Figure 5. Reaction process of the polypeptide precursor drug VVL (LVR) with GVL.

sum up

 In contrast to the permanent change in the structure of the polypeptide drug, the polypeptide precursor drug strategy focuses on temporarily changing the structure of the peptide molecule, so as to change the physical and chemical properties and metabolic performance of the molecule, thus increasing the permeability of the intestinal mucosa and improving the metabolic stability of the molecule.
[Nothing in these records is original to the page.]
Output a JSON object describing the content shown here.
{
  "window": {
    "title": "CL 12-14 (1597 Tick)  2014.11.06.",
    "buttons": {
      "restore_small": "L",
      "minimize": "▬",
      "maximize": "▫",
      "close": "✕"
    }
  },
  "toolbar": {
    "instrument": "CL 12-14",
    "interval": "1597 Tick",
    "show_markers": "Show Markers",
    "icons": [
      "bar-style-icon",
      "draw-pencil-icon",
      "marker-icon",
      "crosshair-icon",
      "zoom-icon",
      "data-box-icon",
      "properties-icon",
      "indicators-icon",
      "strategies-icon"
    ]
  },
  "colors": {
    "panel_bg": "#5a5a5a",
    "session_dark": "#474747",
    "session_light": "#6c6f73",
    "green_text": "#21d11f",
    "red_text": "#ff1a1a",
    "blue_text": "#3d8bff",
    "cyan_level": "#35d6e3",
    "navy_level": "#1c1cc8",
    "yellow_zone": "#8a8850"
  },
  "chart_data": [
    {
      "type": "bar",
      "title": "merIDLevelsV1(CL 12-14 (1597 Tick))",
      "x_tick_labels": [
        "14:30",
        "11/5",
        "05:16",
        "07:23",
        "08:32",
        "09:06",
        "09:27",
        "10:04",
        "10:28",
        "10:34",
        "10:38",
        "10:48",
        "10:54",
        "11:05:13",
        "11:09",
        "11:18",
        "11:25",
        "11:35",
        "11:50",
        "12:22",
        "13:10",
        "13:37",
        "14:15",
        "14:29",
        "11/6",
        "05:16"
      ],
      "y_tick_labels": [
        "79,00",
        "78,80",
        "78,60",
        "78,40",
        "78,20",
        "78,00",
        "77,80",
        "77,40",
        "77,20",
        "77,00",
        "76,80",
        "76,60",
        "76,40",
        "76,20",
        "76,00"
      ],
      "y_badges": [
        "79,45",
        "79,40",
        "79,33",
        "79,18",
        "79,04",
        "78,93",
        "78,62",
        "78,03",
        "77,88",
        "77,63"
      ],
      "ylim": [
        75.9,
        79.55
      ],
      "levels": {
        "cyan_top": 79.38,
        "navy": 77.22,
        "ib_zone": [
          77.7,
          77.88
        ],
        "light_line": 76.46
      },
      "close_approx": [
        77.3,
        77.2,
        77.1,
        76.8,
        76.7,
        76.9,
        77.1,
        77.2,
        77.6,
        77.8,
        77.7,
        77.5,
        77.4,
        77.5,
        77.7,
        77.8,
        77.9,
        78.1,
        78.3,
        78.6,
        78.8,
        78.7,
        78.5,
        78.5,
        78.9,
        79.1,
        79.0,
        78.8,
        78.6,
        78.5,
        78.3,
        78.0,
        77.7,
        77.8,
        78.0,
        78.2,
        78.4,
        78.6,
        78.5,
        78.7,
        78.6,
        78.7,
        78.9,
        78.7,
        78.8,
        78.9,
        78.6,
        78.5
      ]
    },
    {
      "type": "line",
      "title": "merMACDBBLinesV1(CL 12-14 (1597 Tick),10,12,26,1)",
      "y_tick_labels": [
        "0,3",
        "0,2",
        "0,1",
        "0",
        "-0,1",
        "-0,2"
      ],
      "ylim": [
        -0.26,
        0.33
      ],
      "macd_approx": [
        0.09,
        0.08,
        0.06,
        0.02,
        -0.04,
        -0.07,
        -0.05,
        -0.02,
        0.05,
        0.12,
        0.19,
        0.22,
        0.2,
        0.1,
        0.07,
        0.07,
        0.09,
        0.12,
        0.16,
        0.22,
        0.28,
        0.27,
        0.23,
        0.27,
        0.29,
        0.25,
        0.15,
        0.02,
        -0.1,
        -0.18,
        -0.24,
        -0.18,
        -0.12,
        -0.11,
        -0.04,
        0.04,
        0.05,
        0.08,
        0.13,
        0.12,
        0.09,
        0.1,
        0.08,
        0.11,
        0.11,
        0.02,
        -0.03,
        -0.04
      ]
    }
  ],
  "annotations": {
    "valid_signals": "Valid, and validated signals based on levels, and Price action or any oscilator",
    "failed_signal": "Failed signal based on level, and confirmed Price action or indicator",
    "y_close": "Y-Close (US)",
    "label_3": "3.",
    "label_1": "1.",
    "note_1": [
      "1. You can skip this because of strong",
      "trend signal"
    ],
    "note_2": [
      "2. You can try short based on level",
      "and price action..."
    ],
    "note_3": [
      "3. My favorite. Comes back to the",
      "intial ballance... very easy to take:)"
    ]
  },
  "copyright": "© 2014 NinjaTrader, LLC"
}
With the enthusiasm for the development and development of oral peptide drugs, the polypeptide precursor drug strategy will also usher in a new stage of development to promote the ultimate goal of oral peptide drugs.

reference material:

[1] A.H.Kahns, A.Buur, H.Bundgaard.Prodrugs of peptides.18. Synthesis and evaluation of various esters of desmopressin (dDAVP).Pharm.Res .1993, 10, 68-74.

[2] R.A.Conradi, A.R.Hilgers, N.F.H.Ho, P.S.Burton.The influence of peptide structure on transport across Caco-2 cells.II.Peptide bond modification which results in improved permeability.Pharm.Res., 1992, 9, 435-439.

[3] Giovanni M.Pauletti et al.Improvement of oral peptide bioavailability: Peptidomimetics and prodrug strategies.Adv.Drug Delivery Rev .1997, 27, 235-256.

[4] Sheetal Agarwal et al.Peptide prodrugs: Improved oral absorption of lopinavir, a HIV protease inhibitor.Int.J.Pharm.2008, 359, 7-14.